En face de l’opinion de Baur, rejetée déjà par ses propres disciples, sur la neutralité religieuse calculée de Marc, a surgi dès 1838 une théorie tout opposée, due aux travaux séparés de deux savants, Wilke et Weisse, qui furent simultanément conduits par une étude détaillée des textes à la conviction que notre Marc canonique, loin d’être une compilation de Matthieu et de Luc, avait plutôt été la source ou l’une des sources de ces deux écrits, ce coupait court à l’intention qu’on lui avait supposée de concilier les deux autres synoptiques. Une appréciation toute différente du point de vue religieux de Marc devenait ainsi possible.
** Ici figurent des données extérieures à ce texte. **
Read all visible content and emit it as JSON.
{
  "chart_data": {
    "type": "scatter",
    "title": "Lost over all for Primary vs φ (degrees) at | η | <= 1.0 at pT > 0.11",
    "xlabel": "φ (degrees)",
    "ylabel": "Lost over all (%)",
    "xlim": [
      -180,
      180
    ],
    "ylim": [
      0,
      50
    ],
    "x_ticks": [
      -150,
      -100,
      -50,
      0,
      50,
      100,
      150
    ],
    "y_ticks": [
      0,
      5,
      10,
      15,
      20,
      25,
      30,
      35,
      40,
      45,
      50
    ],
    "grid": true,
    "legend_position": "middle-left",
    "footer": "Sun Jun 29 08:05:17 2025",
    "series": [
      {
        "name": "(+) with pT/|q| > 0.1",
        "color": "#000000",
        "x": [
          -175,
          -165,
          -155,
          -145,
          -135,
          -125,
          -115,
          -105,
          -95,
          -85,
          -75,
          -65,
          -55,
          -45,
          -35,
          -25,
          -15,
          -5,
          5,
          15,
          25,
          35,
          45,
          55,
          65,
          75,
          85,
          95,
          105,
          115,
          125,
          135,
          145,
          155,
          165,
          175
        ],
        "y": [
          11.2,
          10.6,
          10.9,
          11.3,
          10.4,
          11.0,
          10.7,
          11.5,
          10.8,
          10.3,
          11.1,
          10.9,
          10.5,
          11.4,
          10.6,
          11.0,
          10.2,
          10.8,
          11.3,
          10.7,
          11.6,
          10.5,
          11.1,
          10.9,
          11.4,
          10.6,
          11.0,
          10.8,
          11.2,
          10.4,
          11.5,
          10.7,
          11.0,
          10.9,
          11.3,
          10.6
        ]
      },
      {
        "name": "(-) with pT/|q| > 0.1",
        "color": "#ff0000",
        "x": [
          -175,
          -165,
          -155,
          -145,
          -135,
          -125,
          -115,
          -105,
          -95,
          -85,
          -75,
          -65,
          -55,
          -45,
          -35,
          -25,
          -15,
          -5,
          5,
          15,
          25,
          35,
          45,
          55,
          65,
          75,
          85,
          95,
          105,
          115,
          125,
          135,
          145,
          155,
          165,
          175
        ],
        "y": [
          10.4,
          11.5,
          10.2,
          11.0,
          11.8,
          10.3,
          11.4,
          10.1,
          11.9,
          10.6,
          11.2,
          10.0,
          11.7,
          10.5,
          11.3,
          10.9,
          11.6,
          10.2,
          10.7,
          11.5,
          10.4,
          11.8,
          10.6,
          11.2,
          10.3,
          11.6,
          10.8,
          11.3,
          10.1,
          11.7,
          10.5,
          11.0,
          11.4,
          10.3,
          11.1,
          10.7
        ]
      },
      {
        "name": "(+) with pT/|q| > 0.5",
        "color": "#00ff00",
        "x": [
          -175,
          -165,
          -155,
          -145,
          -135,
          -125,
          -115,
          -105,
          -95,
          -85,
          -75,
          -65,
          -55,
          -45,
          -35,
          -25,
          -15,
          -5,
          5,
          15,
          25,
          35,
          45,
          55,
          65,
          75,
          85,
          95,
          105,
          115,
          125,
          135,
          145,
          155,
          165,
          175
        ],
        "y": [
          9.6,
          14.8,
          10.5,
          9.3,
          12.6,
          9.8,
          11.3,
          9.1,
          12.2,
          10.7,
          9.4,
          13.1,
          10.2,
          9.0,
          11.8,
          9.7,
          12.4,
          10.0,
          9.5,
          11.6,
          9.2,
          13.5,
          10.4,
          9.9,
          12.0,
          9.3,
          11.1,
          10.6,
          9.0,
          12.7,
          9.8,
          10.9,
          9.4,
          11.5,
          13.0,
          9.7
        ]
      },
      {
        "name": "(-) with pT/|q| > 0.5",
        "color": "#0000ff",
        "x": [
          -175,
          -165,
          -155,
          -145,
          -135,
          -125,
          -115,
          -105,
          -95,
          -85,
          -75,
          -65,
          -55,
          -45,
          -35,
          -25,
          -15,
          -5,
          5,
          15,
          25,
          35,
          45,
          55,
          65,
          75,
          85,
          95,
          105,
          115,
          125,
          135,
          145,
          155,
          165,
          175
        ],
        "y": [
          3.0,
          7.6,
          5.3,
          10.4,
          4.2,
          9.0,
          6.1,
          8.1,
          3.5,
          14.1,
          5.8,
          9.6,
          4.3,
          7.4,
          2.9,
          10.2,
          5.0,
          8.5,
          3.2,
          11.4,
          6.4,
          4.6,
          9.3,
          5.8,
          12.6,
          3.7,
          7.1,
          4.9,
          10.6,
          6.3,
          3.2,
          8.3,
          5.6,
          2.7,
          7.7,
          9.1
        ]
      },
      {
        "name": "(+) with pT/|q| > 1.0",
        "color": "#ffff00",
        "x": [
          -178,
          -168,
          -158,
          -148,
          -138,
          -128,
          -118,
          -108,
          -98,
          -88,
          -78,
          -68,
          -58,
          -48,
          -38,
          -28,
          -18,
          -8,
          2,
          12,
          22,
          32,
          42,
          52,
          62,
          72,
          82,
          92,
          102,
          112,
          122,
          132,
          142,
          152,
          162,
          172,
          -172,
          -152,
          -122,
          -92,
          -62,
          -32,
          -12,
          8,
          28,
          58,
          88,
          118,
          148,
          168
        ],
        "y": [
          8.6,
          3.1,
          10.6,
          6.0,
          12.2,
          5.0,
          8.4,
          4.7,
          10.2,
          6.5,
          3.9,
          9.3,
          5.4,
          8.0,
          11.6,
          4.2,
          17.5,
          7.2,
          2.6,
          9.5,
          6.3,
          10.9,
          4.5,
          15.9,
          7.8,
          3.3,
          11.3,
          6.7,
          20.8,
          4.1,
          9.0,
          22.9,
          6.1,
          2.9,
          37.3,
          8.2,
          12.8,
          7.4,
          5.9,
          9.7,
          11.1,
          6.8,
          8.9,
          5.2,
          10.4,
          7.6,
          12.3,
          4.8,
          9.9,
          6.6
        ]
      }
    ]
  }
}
Il y avait néanmoins du vrai, comme nous venons de le voir, dans le caractère de neutralité doctrinale qu’avait si vigoureusement signalé le savant de Tubingue. Seulement cette neutralité était, comme dit Schaff, « sans calcul. » Elle était le résultat, non de la réflexion, mais de l’impression toute simple laissée par l’enseignement et l’exemple de Jésus ; ce qui, une fois constaté, ne laisse subsister chez Marc aucune autre tendance que celle de la narration purement historique.

Nous avons vu, en étudiant le premier évangile, en ce qui concernait la question du maintien de la loi, d’un côté, que Jésus ne devait rien faire ou dire qui pût porter atteinte à l’autorité de cette institution reconnue divine ; mais, de l’autre côté, qu’il devait en préparer l’abolition, du moins quant aux éléments qui appartenaient uniquement à l’époque judaïque préparatoire. Nous avons constaté la sagesse parfaite de la conduite et de l’enseignement de Jésus dans cette position difficile, sagesse dont témoigne fidèlement le tableau tracé par le premier évangile, et que nous retrouvons la même dans le second : Jésus respecte le sabbat ; il dit au lépreux guéri (1.44) : « Va, montre-toi au sacrificateur et offre le sacrifice prescrit par Moïse, afin que cela leur serve de témoignage ; » il déclare la femme cananéenne (7.27) qu’il n’est pas juste de jeter aux, petits chiens le pain des enfants avant que ceux-ci soient rassasiés ; d’autre part, il se déclare le maître du sabbat ; il refuse toute valeur morale au régime alimentaire ; il accorde à la foi de la Cananéenne ce qu’elle attend de sa grâce. – C’est ainsi que dans cet évangile, comme dans le premier, les deux points de vue sont momentanément juxtaposés, en attendant que la mort de Jésus ait en droit aboli la loi et que la ruine du temple en ait commencé en fait l’abolition.